Routine diagnostics of NE/HFRS in the Netherlands and the majority of northwestern European countries are based on serology and relies on the assumption that PUUV is the most common causative agent. Even during the first days of a hantavirus disease, IgM and usually even IgG antibodies are present. Extensive crossreactivity of antibodies to the various hantaviruses species circulating in Europe complicates interpretation of routine serology tests. However, the cases presented here illustrate that the crossreactivity of antibodies to PUUV and DOBV/SAAV is sometimes weak or completely absent (1, 21). This reflects their antigenic distance and also emphasizes the need for use of multiplex antigens (at least PUUV and DOBV/SAAV) to cover HFRS diagnostics within Europe. Possible SEOV infections will usually be detected by this panel as well, as SEOV is antigenically similar to DOBV (5) which is of importance seeing the increasing evidence for SEOV circulation in wild and pet rats in Europe (31). Definite serological diagnosis of a specific hantavirus infection can be established only by virus neutralization assay. The neutralizing antibody titer to the causative hantavirus should be four-fold higher in comparison to all other relevant hantaviruses. Alternatively, RT-PCR and subsequent sequencing can be performed on acute phase samples, although viral genome sequences can be detected in less than two-thirds of the acute serum samples of suspect cases (30, 32).

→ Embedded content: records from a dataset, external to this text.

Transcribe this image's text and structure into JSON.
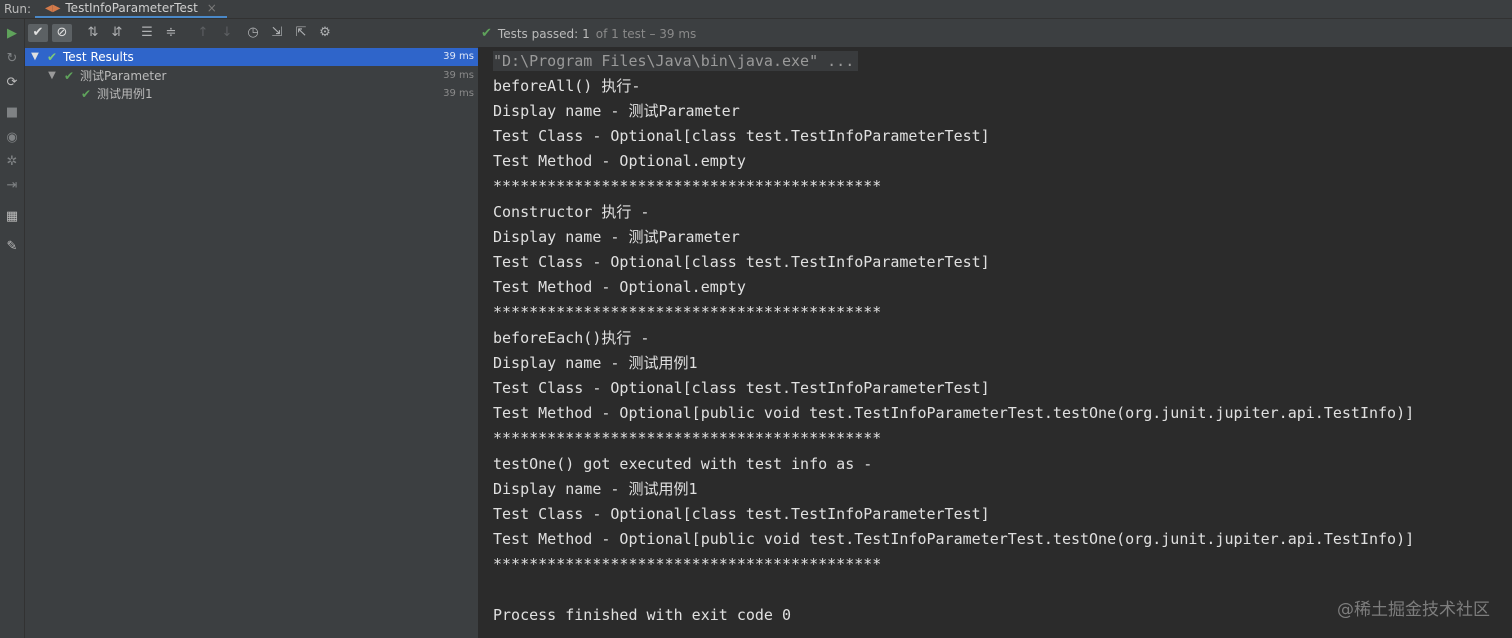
{
  "topbar": {
    "run_label": "Run:",
    "tab_title": "TestInfoParameterTest",
    "tab_close": "×"
  },
  "toolbar": {
    "status_prefix": "Tests passed:",
    "status_count": "1",
    "status_suffix": "of 1 test – 39 ms"
  },
  "tree": {
    "rows": [
      {
        "label": "Test Results",
        "time": "39 ms"
      },
      {
        "label": "测试Parameter",
        "time": "39 ms"
      },
      {
        "label": "测试用例1",
        "time": "39 ms"
      }
    ]
  },
  "console": {
    "lines": [
      "\"D:\\Program Files\\Java\\bin\\java.exe\" ...",
      "beforeAll() 执行-",
      "Display name - 测试Parameter",
      "Test Class - Optional[class test.TestInfoParameterTest]",
      "Test Method - Optional.empty",
      "*******************************************",
      "Constructor 执行 -",
      "Display name - 测试Parameter",
      "Test Class - Optional[class test.TestInfoParameterTest]",
      "Test Method - Optional.empty",
      "*******************************************",
      "beforeEach()执行 -",
      "Display name - 测试用例1",
      "Test Class - Optional[class test.TestInfoParameterTest]",
      "Test Method - Optional[public void test.TestInfoParameterTest.testOne(org.junit.jupiter.api.TestInfo)]",
      "*******************************************",
      "testOne() got executed with test info as -",
      "Display name - 测试用例1",
      "Test Class - Optional[class test.TestInfoParameterTest]",
      "Test Method - Optional[public void test.TestInfoParameterTest.testOne(org.junit.jupiter.api.TestInfo)]",
      "*******************************************",
      "",
      "Process finished with exit code 0"
    ]
  },
  "watermark": "@稀土掘金技术社区",
  "colors": {
    "accent": "#2f65ca",
    "pass": "#5fa35b",
    "console_bg": "#2b2b2b",
    "panel_bg": "#3c3f41"
  }
}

The two presented cases emphasize the challenge of definitely diagnosing a specific hantavirus infection based on serology, as both patients were reactive in common routine PUUV diagnostic tests and we could not unambiguously conclude whether infection was caused by DOBV or SAAV (although they are sometimes considered to be lineages of one hantavirus species). In the acute serum of the second patient, hantavirus genome was detected by our DOBV-specific in-house RT-PCR. This, in combination with the clinical signs (severe renal failure and neurological symptoms), made the diagnosis of a DOBV infection instead of a SAAV infection highly probable, although virus neutralizing antibodies were detected at the same end-point dilution for DOBV and SAAV (1:160).

The presented cases furthermore underscore that health care workers in regions where typically PUUV related, and possibly SEOV, infections may be detected should be aware of other circulating hantaviruses that may be imported to non-endemic regions. DOBV is known to cause severe and fatal HFRS and requires more intensified supportive care than the less severe PUUV- and SAAV-infected patients. For an adequate diagnosis, multiplex testing targeting different strains of hantavirus is required in clinical suspect cases. Recently published quality assessments have demonstrated that within Europe, the overall specificity and sensitivity of detecting hantavirus infection is acceptable but that the exact serotyping can be problematic with currently available serodiagnostic methods. Especially, the misclassification of DOBV cases by routine diagnostics based on ELISA warrants vigilance and more studies into the burden of DOBV infections in Europe (33, 34).